Live at Bumbershoot 2013, Day 2: Beats Antique

photos by David Lichterman (see full set)

Oakland’s Beats Antique debuted in 2007 with their unique blend of the world fusion and electronic genres, performance art and live instruments. Muti-instrumentalist┬áDavid Satori seamlessly brings a variety of world influences into the mix, from Middle Eastern styles to afro-beat. The group’s dancer, Zoe Jakes, further experiments with a variety of dance forms such as belly dancing and Indian dance (not to mention that she can walk around with a vase balanced on her head). The two are joined by their versatile drummer, Tommy Cappel. This constantly innovative group is currently working on a new stage production for their Fall 2013 show to accompany their upcoming album, A Thousand Faces. We’re never quite sure what to expect from Beats Antique after they convinced KEXP staffers to dance around in animal masks during their 2011 in-studio performance.

On a post-Burning Man vibe, Satori, Cappel and Jakes arrived at the KEXP Bumbershoot Music Lounge. Not only did Zoe Jakes own the stage while balancing a huge vase on her head, she pulled out amazing dance moves with it on her head, gracefully sliding into the splits during “Egyptic.” Jakes’ dancing is the perfect complement to Satori and Cappel’s music, fluently embodying such a variety of influences. Ditching the vase for a drum (no, not on her head), the performance art continued with “Beauty Beats.” Jakes waltzed around the stage, drum in hand, falling into place with the beat laid out by Cappel.

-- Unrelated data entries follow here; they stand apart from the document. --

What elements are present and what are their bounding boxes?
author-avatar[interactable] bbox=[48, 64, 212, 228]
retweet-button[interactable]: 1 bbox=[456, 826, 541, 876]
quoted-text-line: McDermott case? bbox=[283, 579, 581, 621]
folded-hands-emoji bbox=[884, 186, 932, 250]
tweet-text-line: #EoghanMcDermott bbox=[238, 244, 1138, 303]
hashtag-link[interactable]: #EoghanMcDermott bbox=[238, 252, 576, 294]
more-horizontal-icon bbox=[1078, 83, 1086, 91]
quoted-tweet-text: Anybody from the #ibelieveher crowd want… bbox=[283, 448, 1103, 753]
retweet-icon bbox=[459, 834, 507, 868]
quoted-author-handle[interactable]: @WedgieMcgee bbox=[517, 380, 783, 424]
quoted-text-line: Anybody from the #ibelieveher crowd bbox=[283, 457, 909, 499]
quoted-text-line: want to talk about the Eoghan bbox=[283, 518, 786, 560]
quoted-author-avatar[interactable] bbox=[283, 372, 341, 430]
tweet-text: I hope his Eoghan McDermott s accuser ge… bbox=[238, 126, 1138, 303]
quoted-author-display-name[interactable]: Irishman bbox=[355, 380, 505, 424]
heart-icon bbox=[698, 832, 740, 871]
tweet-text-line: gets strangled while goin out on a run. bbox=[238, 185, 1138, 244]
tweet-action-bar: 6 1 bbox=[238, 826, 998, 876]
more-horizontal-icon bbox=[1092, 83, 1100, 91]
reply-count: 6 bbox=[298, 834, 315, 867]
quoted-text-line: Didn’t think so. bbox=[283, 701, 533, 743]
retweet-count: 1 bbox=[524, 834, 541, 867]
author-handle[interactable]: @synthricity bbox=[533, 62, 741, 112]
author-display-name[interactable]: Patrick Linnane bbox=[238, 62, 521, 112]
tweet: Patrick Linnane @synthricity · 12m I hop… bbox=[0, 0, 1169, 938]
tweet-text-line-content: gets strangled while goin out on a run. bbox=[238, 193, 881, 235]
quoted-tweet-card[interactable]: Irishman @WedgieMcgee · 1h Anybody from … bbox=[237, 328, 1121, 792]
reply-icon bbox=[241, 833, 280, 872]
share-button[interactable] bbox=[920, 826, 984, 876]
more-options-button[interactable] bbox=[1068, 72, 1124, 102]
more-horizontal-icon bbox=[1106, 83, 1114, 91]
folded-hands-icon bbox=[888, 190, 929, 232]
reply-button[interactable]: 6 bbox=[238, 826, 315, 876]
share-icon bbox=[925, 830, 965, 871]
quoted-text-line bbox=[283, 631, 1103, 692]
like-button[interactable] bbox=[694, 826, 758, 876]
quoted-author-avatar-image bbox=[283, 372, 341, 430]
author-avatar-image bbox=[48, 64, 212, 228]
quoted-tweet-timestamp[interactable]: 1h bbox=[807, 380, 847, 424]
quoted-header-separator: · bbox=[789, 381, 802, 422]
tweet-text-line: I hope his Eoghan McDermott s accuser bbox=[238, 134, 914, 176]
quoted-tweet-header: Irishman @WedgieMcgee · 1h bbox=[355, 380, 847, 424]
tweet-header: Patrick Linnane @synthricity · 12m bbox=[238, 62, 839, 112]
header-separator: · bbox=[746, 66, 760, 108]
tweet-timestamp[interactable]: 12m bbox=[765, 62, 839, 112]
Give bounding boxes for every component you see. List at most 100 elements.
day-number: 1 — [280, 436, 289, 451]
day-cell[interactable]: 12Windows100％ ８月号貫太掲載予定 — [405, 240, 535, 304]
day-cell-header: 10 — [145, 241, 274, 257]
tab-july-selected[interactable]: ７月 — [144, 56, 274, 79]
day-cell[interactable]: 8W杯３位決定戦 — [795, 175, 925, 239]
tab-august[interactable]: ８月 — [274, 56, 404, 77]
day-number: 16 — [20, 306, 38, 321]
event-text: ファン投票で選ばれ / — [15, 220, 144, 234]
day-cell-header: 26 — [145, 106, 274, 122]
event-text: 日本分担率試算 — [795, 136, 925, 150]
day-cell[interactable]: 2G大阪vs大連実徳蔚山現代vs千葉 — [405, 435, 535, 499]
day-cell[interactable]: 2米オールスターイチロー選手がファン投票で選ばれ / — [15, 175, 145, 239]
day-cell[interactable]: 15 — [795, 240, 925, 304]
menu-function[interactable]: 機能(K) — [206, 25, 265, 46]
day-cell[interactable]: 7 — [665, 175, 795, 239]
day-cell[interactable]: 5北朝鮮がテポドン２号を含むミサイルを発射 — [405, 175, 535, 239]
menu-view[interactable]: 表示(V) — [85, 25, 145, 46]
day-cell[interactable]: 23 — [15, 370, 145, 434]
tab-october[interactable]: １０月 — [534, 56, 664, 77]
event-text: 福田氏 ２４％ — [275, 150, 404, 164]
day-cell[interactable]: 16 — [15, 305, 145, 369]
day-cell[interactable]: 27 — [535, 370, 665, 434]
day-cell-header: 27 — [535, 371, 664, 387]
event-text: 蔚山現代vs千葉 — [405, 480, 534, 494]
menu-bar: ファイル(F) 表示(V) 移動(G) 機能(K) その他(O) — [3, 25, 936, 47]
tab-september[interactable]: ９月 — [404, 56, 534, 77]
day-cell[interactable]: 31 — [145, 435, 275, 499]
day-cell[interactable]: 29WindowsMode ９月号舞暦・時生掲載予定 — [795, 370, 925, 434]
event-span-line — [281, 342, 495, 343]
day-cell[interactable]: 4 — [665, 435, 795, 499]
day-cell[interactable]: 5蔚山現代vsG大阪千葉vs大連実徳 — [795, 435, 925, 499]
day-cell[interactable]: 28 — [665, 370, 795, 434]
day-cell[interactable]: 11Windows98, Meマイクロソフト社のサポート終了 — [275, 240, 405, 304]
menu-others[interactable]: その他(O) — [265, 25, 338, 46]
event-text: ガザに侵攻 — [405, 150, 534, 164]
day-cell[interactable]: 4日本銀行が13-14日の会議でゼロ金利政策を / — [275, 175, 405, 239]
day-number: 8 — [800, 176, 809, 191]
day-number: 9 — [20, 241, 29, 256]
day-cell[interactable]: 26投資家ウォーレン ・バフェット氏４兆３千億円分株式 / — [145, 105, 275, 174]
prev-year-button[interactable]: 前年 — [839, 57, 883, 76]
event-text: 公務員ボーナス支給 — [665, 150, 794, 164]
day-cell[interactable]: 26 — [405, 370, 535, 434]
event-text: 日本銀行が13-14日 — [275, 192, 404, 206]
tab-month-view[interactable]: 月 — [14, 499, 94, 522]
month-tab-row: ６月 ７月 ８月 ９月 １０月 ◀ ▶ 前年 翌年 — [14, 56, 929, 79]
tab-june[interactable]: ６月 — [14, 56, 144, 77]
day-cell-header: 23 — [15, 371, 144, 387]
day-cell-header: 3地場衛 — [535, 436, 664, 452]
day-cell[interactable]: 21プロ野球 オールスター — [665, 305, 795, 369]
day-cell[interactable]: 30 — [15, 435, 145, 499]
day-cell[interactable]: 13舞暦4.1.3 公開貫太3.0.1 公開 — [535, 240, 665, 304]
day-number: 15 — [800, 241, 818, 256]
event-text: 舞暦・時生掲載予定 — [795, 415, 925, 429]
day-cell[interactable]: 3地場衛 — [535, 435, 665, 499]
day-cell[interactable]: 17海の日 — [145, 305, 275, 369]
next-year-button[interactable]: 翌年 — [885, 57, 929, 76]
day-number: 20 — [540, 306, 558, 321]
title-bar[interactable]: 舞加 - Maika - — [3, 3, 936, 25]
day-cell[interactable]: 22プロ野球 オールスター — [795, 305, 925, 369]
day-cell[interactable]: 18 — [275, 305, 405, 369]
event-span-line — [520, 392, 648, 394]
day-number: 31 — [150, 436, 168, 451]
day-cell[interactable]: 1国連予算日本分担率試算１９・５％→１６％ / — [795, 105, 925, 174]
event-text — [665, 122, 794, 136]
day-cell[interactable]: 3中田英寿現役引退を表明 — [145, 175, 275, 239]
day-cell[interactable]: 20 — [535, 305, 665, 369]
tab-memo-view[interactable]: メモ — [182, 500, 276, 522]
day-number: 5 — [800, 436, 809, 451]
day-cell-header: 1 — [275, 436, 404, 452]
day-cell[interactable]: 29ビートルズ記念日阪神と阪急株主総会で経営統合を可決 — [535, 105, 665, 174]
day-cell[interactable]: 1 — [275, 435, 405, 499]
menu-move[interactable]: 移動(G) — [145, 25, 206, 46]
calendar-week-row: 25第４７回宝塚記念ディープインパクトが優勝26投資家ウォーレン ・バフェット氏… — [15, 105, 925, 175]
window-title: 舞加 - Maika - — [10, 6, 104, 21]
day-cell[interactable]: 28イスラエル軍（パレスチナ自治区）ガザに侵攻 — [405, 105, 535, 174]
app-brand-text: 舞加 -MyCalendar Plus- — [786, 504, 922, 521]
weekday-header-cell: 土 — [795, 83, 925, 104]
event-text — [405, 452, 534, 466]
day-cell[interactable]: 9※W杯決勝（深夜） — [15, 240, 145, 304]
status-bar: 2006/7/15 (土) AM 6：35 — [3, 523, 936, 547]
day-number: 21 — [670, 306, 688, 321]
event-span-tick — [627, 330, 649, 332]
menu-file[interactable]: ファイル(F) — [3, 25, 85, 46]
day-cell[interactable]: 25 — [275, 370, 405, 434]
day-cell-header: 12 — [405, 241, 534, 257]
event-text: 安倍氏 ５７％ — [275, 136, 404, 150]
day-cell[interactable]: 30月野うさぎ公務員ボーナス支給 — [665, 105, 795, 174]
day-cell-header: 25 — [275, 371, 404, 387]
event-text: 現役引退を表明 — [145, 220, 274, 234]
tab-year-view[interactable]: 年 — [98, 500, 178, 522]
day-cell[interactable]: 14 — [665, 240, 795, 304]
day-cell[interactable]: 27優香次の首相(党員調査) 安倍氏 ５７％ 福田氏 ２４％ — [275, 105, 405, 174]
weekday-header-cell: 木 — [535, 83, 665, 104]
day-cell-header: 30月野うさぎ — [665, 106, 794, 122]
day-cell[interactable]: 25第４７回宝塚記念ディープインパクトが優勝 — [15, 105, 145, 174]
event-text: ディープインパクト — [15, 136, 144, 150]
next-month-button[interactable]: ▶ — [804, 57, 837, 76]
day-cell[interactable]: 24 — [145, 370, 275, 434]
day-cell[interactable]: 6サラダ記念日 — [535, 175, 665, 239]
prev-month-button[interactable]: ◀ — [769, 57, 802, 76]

While Jakes ran off stage for a costume change, Satori switched things up with what he referred to as an “electric turkish banjo plus slide” for a brand new song from their upcoming concept album A Thousand Faces. Even with Jakes gone, the duo didn’t spare the theatrics. The two were accompanied by drastic lighting changes faultlessly tuned with the music.

Jakes returned to stage in an even more elaborate outfit, complete with headdress for “Colony Collapse.” For the finale of “Cat Skillz,” the wide-eyed animal masks were revived. Suddenly random audience members had morphed into horses and were running onto the stage to dance with the band. Jakes once again returned, this time in a cat-like mask and unitard. The beastly mayhem culminated in a giant inflatable squid attack, the band members and participants struggling under the colossal tentacles.